Building a model that works in three dimensions
Earlier approaches to pottery classification using deep learning have mostly relied on 2D photographs or cross-sectional outline drawings. The limitation is straightforward: reducing a three-dimensional object to a single profile discards surface information, and two objects that look nearly identical in outline can be meaningfully different in 3D.
To move beyond this, the team used an architecture called Point Transformer, which processes three-dimensional point clouds directly. A point cloud maps thousands of spatial coordinates across an object's surface to describe its shape in full. The team digitized 917 Sue ware pieces using an optical scanner and photogrammetry, represented each as 1,024 points, and had expert archaeologists assign labels. The model was then trained to recognize shape differences across five types: Dish Cap, Dish Body with Ring Base, Dish Body, Bowl, and Plate.
What the model reveals about the past
Across all five types, the model achieved an overall accuracy of 93.2%, performing almost perfectly on the most visually distinct categories. The lowest scores came from the Dish Body and Bowl types. The difficulty the model had separating them reflects a genuine overlap in their shapes, supporting the view that the boundary between these two types was not clearly defined during the transitional period.
To understand how the model reached its decisions, the researchers used a technique called Gradient-weighted Class Activation Mapping (Grad-CAM), which highlights which points on an object contributed most to a given classification. For Dish Body predictions, the model focused on the rim and the steep inner angle between the base and wall. For Bowl predictions, it concentrated on the outer surface and base.
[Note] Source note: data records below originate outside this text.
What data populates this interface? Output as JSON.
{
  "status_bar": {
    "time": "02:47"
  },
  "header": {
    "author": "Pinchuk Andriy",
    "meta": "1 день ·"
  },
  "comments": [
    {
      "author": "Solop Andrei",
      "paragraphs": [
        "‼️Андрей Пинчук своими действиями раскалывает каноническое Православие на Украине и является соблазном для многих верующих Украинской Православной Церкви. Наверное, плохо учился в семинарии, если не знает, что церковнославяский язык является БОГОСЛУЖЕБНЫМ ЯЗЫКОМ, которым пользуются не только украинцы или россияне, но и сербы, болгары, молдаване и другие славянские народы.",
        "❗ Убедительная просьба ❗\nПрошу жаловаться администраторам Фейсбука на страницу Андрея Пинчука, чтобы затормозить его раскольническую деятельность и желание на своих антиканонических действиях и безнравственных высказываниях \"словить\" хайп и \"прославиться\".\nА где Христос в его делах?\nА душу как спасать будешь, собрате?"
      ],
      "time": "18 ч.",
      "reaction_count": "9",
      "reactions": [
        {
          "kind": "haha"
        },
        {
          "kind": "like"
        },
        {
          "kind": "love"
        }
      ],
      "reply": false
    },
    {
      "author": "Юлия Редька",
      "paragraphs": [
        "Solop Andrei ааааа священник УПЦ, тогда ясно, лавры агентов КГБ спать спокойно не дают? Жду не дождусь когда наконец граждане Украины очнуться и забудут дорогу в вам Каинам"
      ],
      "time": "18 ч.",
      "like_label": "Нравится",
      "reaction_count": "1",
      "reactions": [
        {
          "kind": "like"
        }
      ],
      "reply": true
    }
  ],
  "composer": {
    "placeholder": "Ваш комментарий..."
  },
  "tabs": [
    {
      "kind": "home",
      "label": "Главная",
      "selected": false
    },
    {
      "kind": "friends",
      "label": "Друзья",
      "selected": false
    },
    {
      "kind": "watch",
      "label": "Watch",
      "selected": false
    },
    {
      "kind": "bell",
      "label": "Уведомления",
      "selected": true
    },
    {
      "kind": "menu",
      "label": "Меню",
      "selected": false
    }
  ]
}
These may correspond to the regions that trained archaeologists consider important when classifying pieces by hand, though the model does not always follow the same pattern.
The team has made the dataset and code freely available, and the framework is designed to be adapted for other ceramic traditions beyond Japan. "This approach does require a reasonably large sample," said corresponding author Wataru Tatsuda, a master's student at University College London and a Nagoya University alumnus. "But we hope this study becomes a starting point for deep learning-based morphological classification of 3D data in archaeology worldwide."